Prof. KILSON: Well one, it's just empirically not true. In general, the black middle class and the black professional sector have not distanced themselves. Partly, I think, because the tenacity, the organized systemic, both institutional depth and ideological depth of racism has not allowed people like you and me, Michel Martin, to distance ourselves too much, okay? That's one factor. But another factor is what I would call an intrinsic or internal intellectual factor, the prophetic social Gospel Christian discourse which says your weaker brothers and sisters are your obligation.

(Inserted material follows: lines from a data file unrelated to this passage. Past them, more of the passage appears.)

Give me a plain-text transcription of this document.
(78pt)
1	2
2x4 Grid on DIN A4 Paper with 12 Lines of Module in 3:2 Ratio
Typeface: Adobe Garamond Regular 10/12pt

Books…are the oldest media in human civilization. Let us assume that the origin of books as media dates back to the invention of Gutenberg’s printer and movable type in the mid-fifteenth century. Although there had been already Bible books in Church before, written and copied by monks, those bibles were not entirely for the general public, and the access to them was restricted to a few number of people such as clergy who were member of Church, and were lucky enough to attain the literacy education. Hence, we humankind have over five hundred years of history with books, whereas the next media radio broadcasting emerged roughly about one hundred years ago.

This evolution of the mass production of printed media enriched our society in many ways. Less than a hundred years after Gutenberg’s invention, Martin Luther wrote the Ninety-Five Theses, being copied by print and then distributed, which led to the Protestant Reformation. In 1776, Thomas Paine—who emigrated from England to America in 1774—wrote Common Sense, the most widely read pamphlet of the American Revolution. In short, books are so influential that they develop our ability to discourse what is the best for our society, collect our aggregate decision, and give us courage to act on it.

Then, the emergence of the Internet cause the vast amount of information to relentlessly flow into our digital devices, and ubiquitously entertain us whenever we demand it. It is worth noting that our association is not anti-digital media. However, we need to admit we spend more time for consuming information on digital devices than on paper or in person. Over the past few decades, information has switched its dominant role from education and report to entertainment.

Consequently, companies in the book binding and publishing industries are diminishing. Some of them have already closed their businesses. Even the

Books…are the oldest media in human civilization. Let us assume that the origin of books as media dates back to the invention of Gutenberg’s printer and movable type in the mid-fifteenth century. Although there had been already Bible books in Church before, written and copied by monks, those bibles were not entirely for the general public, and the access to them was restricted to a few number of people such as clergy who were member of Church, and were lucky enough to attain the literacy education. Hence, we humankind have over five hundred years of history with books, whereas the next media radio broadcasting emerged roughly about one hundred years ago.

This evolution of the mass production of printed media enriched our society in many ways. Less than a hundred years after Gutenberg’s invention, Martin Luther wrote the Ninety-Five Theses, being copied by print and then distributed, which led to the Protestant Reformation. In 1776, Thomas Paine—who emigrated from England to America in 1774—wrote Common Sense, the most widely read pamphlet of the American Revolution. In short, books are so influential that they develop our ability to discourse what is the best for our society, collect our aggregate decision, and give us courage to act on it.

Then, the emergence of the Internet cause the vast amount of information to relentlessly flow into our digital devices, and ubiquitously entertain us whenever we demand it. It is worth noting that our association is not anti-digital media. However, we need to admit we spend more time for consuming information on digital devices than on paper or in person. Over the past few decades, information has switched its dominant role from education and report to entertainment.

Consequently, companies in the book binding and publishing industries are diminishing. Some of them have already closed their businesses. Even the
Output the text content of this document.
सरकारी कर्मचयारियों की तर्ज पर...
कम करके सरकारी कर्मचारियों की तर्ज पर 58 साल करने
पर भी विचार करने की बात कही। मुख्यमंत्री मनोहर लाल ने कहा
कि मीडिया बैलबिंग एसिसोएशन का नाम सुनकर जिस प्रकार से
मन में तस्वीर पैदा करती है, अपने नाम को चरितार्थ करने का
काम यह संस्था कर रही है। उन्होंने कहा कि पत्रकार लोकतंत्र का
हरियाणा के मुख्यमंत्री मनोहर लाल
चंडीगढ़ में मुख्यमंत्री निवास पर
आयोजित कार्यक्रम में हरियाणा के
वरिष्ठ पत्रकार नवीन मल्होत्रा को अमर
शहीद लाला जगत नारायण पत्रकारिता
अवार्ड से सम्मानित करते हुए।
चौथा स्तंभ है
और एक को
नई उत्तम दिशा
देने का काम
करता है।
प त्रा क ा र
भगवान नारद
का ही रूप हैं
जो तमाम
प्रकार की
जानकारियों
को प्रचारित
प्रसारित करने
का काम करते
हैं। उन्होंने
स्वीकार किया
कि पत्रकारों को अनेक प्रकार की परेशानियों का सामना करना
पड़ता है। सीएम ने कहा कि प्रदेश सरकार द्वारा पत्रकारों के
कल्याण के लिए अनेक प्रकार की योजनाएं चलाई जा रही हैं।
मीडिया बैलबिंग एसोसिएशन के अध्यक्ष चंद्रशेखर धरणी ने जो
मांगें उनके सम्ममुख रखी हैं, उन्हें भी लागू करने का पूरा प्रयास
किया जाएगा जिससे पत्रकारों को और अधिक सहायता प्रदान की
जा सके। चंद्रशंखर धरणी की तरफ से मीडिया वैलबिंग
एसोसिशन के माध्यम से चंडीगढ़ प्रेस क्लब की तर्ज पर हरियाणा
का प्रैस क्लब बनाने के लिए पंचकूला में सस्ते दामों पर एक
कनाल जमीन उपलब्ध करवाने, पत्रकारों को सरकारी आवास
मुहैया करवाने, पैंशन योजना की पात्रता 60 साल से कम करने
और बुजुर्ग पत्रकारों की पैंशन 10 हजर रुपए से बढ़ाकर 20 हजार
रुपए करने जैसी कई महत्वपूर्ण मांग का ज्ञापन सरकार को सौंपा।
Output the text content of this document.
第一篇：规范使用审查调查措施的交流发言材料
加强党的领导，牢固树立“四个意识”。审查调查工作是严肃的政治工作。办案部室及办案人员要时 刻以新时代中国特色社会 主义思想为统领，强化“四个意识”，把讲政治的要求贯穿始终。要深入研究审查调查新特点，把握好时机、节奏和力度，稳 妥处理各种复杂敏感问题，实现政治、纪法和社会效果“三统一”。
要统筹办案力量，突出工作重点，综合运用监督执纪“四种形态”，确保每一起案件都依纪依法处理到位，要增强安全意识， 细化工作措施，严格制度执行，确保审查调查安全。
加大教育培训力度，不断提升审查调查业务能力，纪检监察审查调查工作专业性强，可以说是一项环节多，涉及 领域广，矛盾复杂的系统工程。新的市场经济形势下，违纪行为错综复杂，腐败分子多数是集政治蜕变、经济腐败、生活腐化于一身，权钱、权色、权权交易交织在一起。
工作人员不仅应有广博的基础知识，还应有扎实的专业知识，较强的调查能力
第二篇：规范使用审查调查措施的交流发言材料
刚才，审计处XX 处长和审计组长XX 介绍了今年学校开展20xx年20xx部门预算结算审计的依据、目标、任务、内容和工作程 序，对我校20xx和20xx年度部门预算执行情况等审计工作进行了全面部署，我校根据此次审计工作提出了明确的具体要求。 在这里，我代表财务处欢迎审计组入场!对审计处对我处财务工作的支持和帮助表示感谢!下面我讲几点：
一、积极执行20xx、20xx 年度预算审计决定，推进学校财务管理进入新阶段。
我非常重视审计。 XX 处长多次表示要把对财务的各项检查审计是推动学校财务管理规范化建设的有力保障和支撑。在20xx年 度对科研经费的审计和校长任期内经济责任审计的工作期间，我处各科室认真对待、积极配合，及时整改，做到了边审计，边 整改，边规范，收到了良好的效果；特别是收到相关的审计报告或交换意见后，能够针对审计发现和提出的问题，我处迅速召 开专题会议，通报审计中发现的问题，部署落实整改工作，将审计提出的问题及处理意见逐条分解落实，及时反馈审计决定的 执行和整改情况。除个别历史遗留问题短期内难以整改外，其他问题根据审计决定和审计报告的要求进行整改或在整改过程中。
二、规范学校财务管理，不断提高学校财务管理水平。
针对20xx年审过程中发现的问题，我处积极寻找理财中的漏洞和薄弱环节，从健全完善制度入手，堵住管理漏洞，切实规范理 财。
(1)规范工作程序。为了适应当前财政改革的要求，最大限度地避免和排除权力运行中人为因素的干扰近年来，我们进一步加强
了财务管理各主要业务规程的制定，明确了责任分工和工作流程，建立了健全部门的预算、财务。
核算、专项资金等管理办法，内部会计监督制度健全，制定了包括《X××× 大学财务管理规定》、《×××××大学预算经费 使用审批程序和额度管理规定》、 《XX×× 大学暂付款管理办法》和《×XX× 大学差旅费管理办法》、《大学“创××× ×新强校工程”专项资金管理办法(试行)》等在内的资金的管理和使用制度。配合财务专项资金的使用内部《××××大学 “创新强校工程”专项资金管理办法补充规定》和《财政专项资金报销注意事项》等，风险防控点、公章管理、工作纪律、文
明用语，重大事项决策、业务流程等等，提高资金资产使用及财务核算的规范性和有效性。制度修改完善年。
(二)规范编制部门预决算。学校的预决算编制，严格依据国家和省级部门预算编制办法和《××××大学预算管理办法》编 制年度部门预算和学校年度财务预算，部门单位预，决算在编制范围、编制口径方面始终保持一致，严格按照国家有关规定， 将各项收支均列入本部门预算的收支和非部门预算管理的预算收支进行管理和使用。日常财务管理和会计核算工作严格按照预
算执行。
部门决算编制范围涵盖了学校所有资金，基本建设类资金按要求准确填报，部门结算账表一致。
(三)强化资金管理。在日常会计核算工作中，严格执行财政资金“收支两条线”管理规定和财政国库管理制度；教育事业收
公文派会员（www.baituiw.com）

Now, people differ. Some say that should've been done at a 100 percent scale, from zero to 10. It should be done in 10. Well, that's just nonsense. The real world doesnt operate that way. WASPs havent done that for white Anglo-Saxons who live in the Appalachian side of American society, who are the rednecks, as black people called them when I was growing up, which is, of course, 75 years ago. Black people called the weak white working class white trash or rednecks, and they often called themselves that.
And the WASP elites haven't been effective at the scale of 10, neither have Jewish-American elites or Italian-American elites or Irish-American elites or any other of our American ethnic group professional and middle sectors have not helped the weaker at 100 percent, so why should we expect our, you know, much weaker middle class and professional class sector to perform at 10, at 100 percent?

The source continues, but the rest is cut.